Tamler: So the question is: is it possible that our natures are flexible enough that—after due reflection—this commitment to free will and DMR [deep moral responsibility] can be softened, or even eliminated?

Galen: I think this question may be the only really interesting question left in the free will debate, because the answers to the rest are really pretty clear by now...

...Given that the experience of DMR is seemingly inevitable in our everyday life, can we shake free of it, can we at least diminish it, can we somehow truly live, breathe the impossibility of DMR, and not just accept it in a merely theoretical context? And is the inevitability of the experience of DMR just a local human fact, a human peculiarity or limitation, or is it going to be inevitable for any possible cognitively sophisticated, rational, self-conscious agent that faces Oxfam-box-type choices and is fully aware of the fact that it does so?

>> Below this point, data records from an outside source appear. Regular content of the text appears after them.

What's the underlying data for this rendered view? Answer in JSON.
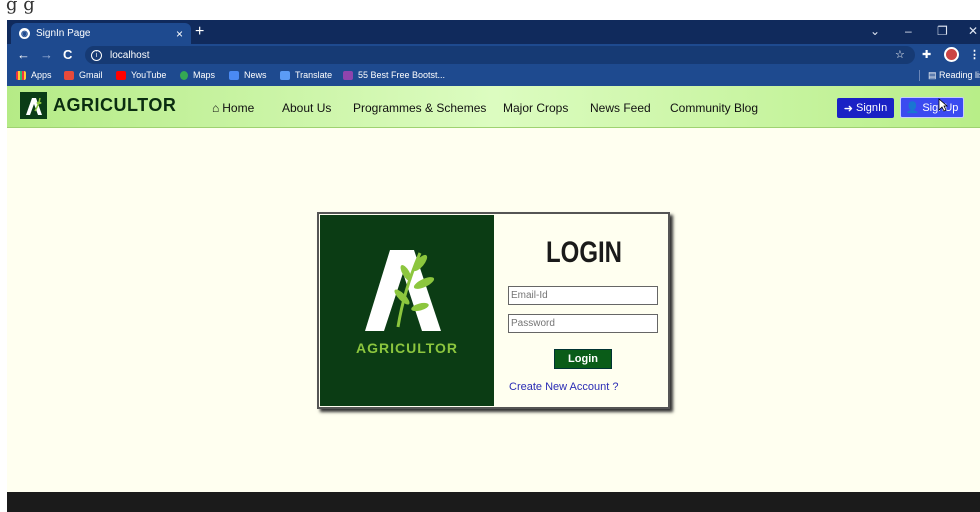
{
  "top_strip": {
    "partial_text": "g                                                           g"
  },
  "browser": {
    "tab_title": "SignIn Page",
    "tab_close": "×",
    "new_tab": "+",
    "win_controls": [
      "⌄",
      "–",
      "❐",
      "✕"
    ],
    "url": "localhost",
    "bookmarks": [
      "Apps",
      "Gmail",
      "YouTube",
      "Maps",
      "News",
      "Translate",
      "55 Best Free Bootst..."
    ],
    "reading_list": "Reading list"
  },
  "site": {
    "brand": "AGRICULTOR",
    "nav": [
      "Home",
      "About Us",
      "Programmes & Schemes",
      "Major Crops",
      "News Feed",
      "Community Blog"
    ],
    "signin": "SignIn",
    "signup": "SignUp"
  },
  "login": {
    "brand": "AGRICULTOR",
    "title": "LOGIN",
    "email_placeholder": "Email-Id",
    "password_placeholder": "Password",
    "button": "Login",
    "create_link": "Create New Account ?"
  },
  "colors": {
    "nav_gradient": "#c8f4a0",
    "card_dark": "#0b3c14",
    "accent_green": "#8cc63e",
    "signin_blue": "#1a21c5",
    "tab_navy": "#102a5c"
  }
}
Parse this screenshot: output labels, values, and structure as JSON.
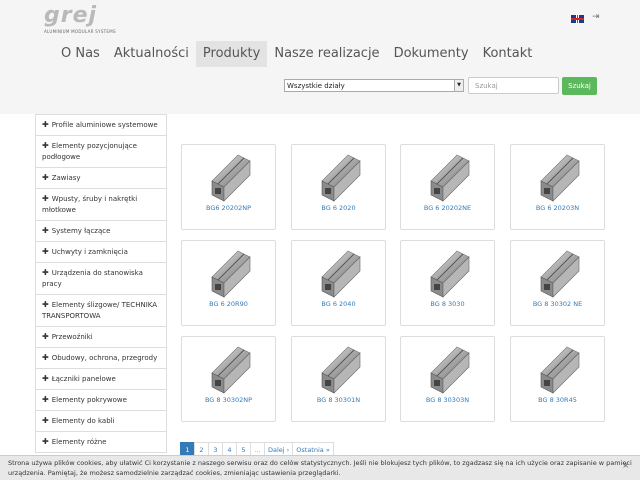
{
  "brand": {
    "logo_text": "grej",
    "logo_sub": "ALUMINIUM MODULAR SYSTEMS"
  },
  "nav": {
    "items": [
      "O Nas",
      "Aktualności",
      "Produkty",
      "Nasze realizacje",
      "Dokumenty",
      "Kontakt"
    ],
    "active": "Produkty"
  },
  "search": {
    "category": "Wszystkie działy",
    "placeholder": "Szukaj",
    "button": "Szukaj"
  },
  "sidebar": {
    "items": [
      "Profile aluminiowe systemowe",
      "Elementy pozycjonujące podłogowe",
      "Zawiasy",
      "Wpusty, śruby i nakrętki młotkowe",
      "Systemy łączące",
      "Uchwyty i zamknięcia",
      "Urządzenia do stanowiska pracy",
      "Elementy ślizgowe/ TECHNIKA TRANSPORTOWA",
      "Przewoźniki",
      "Obudowy, ochrona, przegrody",
      "Łączniki panelowe",
      "Elementy pokrywowe",
      "Elementy do kabli",
      "Elementy różne"
    ]
  },
  "products": [
    {
      "label": "BG6 20202NP",
      "icon": "aluminum-profile-icon"
    },
    {
      "label": "BG 6 2020",
      "icon": "aluminum-profile-icon"
    },
    {
      "label": "BG 6 20202NE",
      "icon": "aluminum-profile-icon"
    },
    {
      "label": "BG 6 20203N",
      "icon": "aluminum-profile-icon"
    },
    {
      "label": "BG 6 20R90",
      "icon": "aluminum-profile-icon"
    },
    {
      "label": "BG 6 2040",
      "icon": "aluminum-profile-icon"
    },
    {
      "label": "BG 8 3030",
      "icon": "aluminum-profile-icon"
    },
    {
      "label": "BG 8 30302 NE",
      "icon": "aluminum-profile-icon"
    },
    {
      "label": "BG 8 30302NP",
      "icon": "aluminum-profile-icon"
    },
    {
      "label": "BG 8 30301N",
      "icon": "aluminum-profile-icon"
    },
    {
      "label": "BG 8 30303N",
      "icon": "aluminum-profile-icon"
    },
    {
      "label": "BG 8 30R45",
      "icon": "aluminum-profile-icon"
    }
  ],
  "pagination": {
    "pages": [
      "1",
      "2",
      "3",
      "4",
      "5",
      "...",
      "Dalej ›",
      "Ostatnia »"
    ],
    "current": "1"
  },
  "cookie": {
    "text": "Strona używa plików cookies, aby ułatwić Ci korzystanie z naszego serwisu oraz do celów statystycznych. Jeśli nie blokujesz tych plików, to zgadzasz się na ich użycie oraz zapisanie w pamięci urządzenia. Pamiętaj, że możesz samodzielnie zarządzać cookies, zmieniając ustawienia przeglądarki.",
    "close": "×"
  },
  "colors": {
    "accent": "#337ab7",
    "button_green": "#5cb85c",
    "header_bg": "#f5f5f5"
  }
}
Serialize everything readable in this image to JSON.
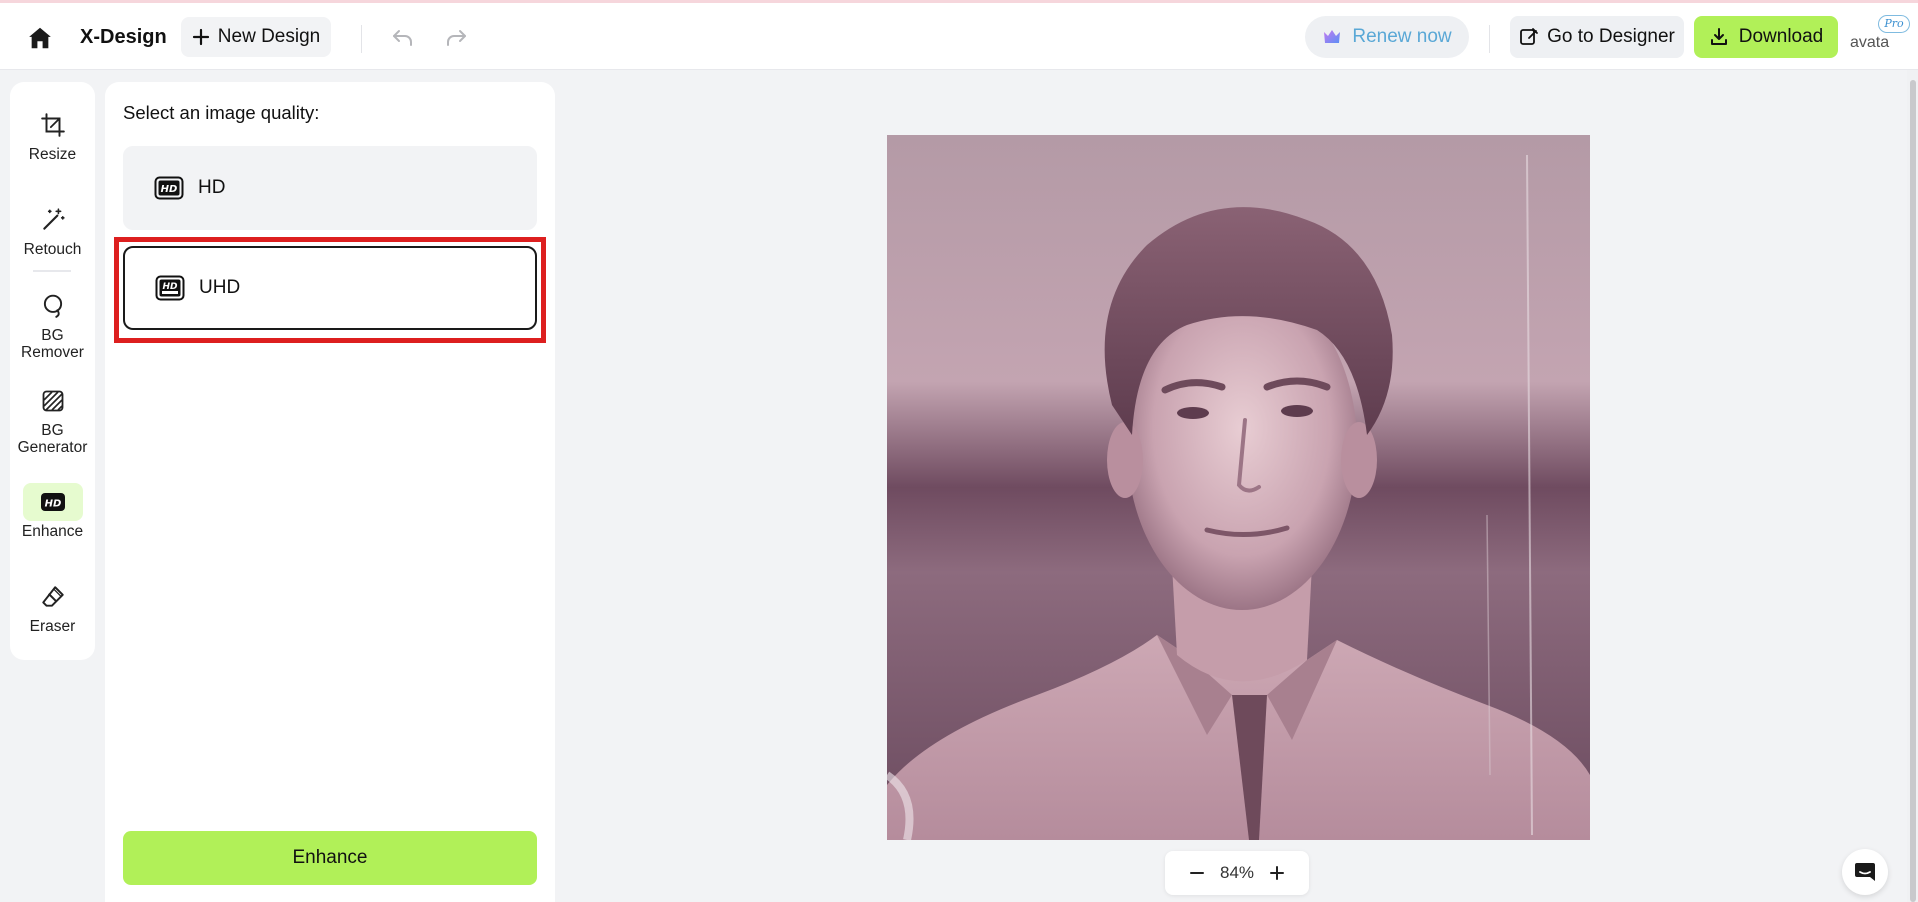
{
  "header": {
    "app_title": "X-Design",
    "new_design_label": "New Design",
    "renew_label": "Renew now",
    "go_to_designer_label": "Go to Designer",
    "download_label": "Download",
    "avatar_alt": "avatar",
    "pro_badge": "Pro"
  },
  "toolbar": {
    "tools": [
      {
        "label": "Resize",
        "icon": "crop-icon",
        "active": false
      },
      {
        "label": "Retouch",
        "icon": "magic-wand-icon",
        "active": false
      },
      {
        "label": "BG Remover",
        "icon": "lasso-icon",
        "active": false
      },
      {
        "label": "BG Generator",
        "icon": "hatched-square-icon",
        "active": false
      },
      {
        "label": "Enhance",
        "icon": "hd-icon",
        "active": true
      },
      {
        "label": "Eraser",
        "icon": "eraser-icon",
        "active": false
      }
    ]
  },
  "panel": {
    "title": "Select an image quality:",
    "options": [
      {
        "label": "HD",
        "icon": "hd-icon",
        "selected": false
      },
      {
        "label": "UHD",
        "icon": "hd-ultra-icon",
        "selected": true
      }
    ],
    "enhance_label": "Enhance"
  },
  "canvas": {
    "zoom": "84%"
  },
  "colors": {
    "accent_green": "#b1f058",
    "highlight_red": "#dd1f1f",
    "renew_text": "#5aa8d6"
  }
}
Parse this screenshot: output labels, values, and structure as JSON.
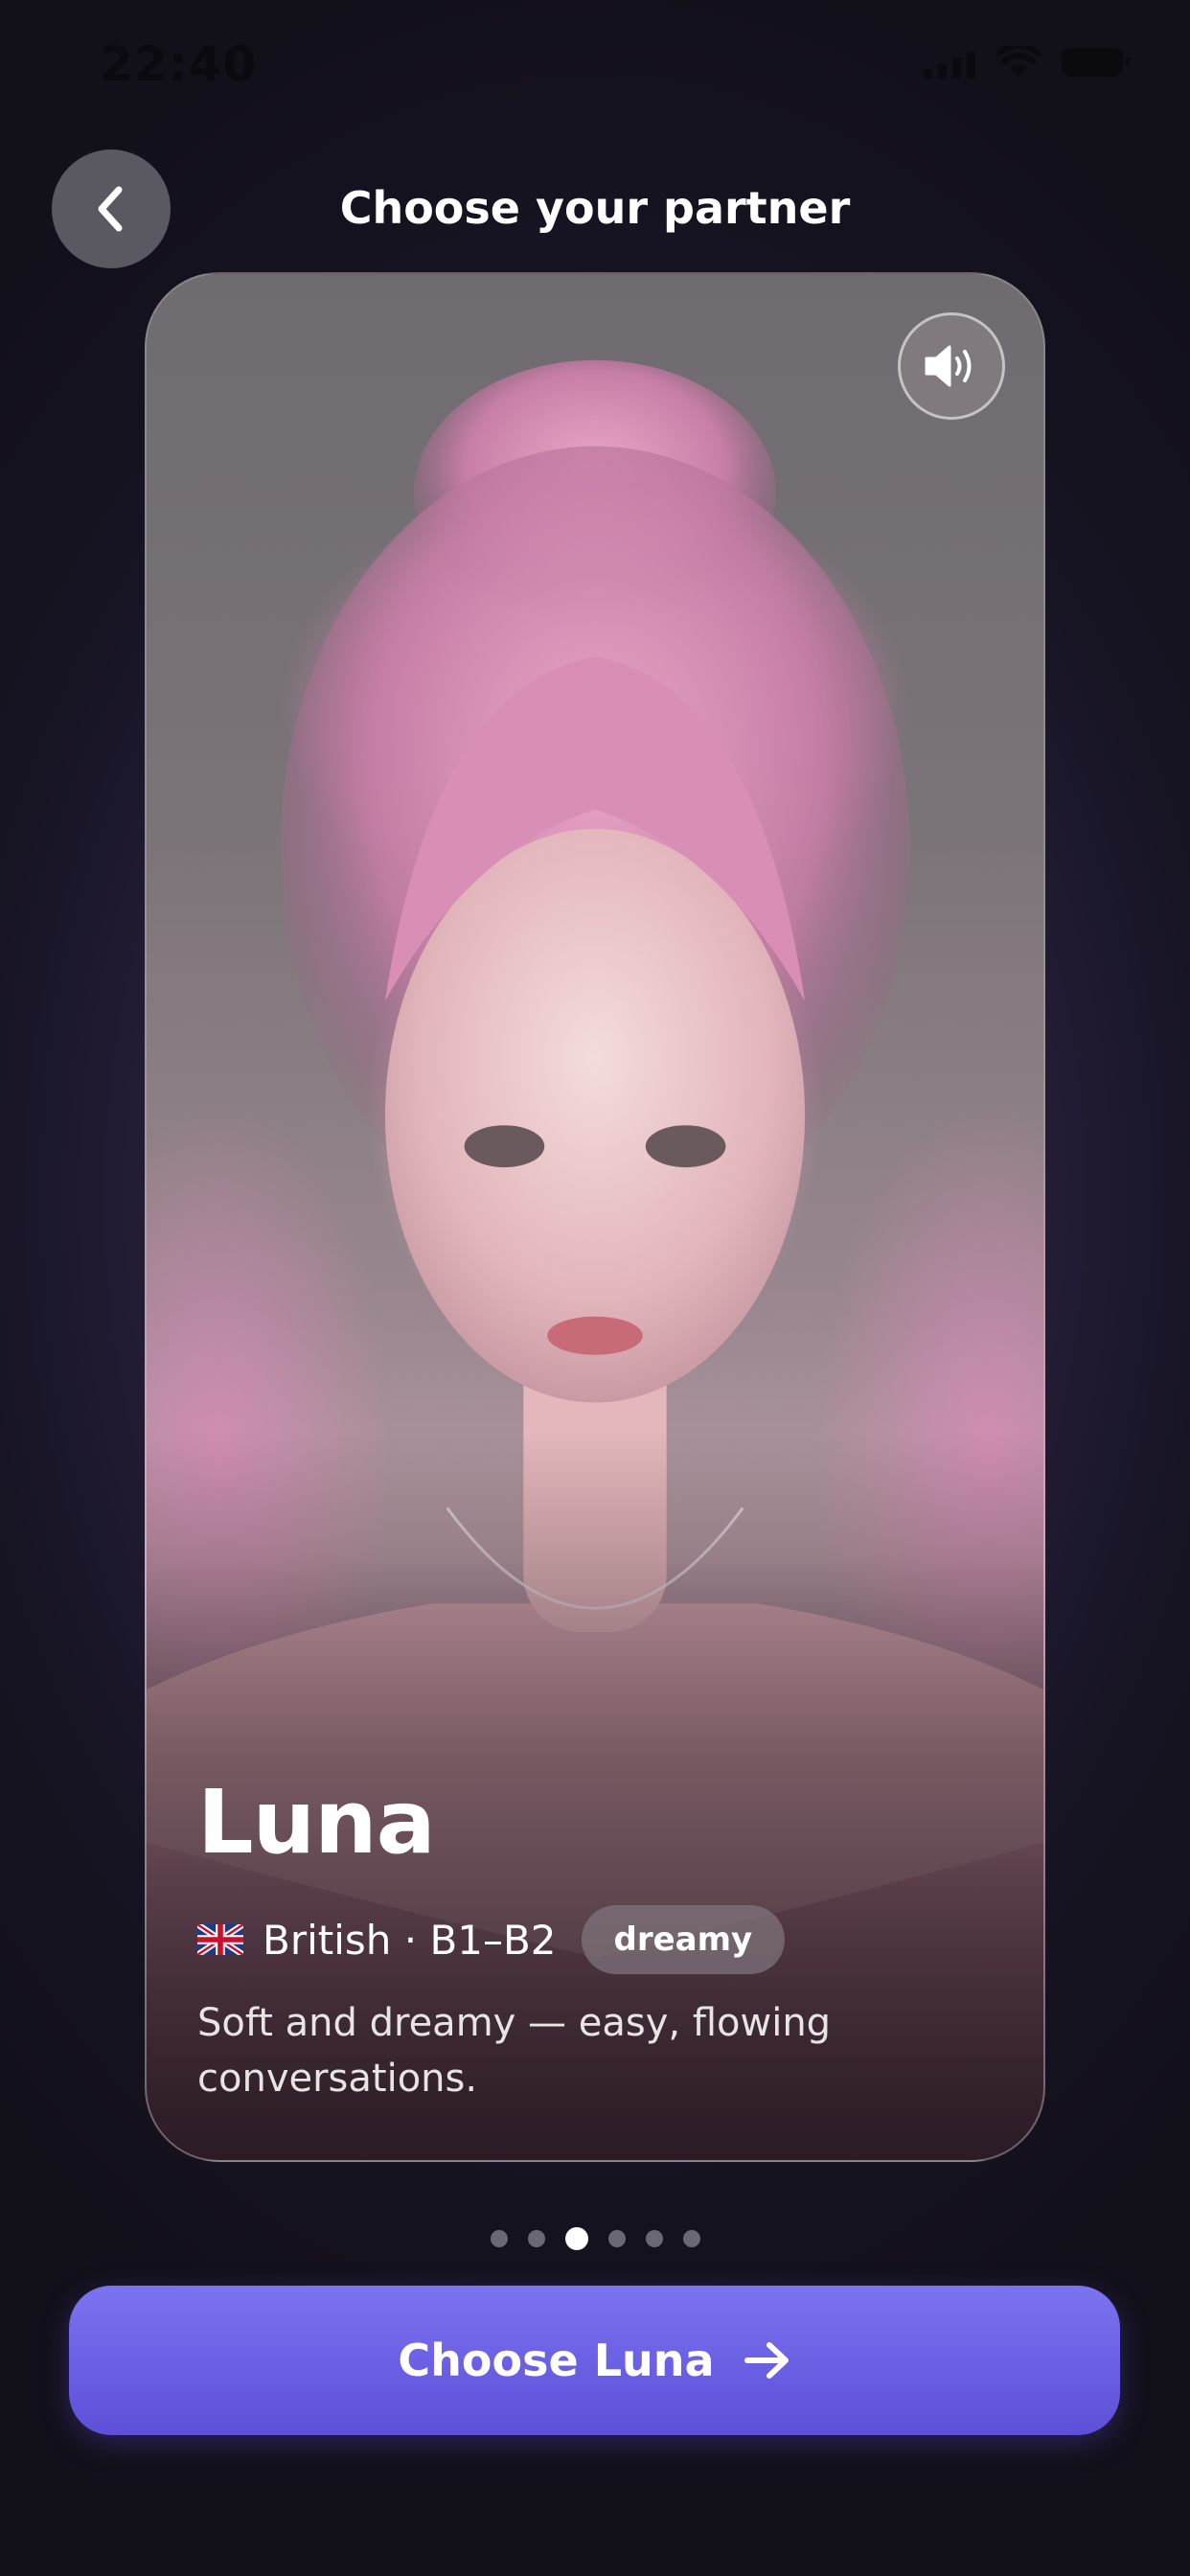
{
  "status_bar": {
    "time": "22:40"
  },
  "header": {
    "title": "Choose your partner",
    "back_icon": "chevron-left-icon"
  },
  "card": {
    "sound_icon": "speaker-volume-icon",
    "name": "Luna",
    "flag_icon": "uk-flag-icon",
    "meta": "British · B1–B2",
    "tag": "dreamy",
    "description": "Soft and dreamy — easy, flowing conversations."
  },
  "pager": {
    "count": 6,
    "active_index": 2
  },
  "cta": {
    "label": "Choose Luna",
    "icon": "arrow-right-icon"
  },
  "colors": {
    "background": "#1a1626",
    "accent": "#6a5ee6",
    "back_button": "#5a5860"
  }
}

Well, I’m not sure. But I think that perhaps it’s not inevitable for human beings, and here I have a couple more quotations I like. The Indian mystical thinker Krishnamurti reports that the experience of radical choice simply fades away when you advance spiritually: ‘you do not choose’, he says, ‘you do not decide, when you see things very clearly.. Only the unintelligent mind exercises choice in life’. A spiritually advanced or ‘truly intelligent mind simply cannot have choice’, because it ‘can … only choose the path of truth’. ‘Only the unintelligent mind has free will’ — by which he means experience of radical free will.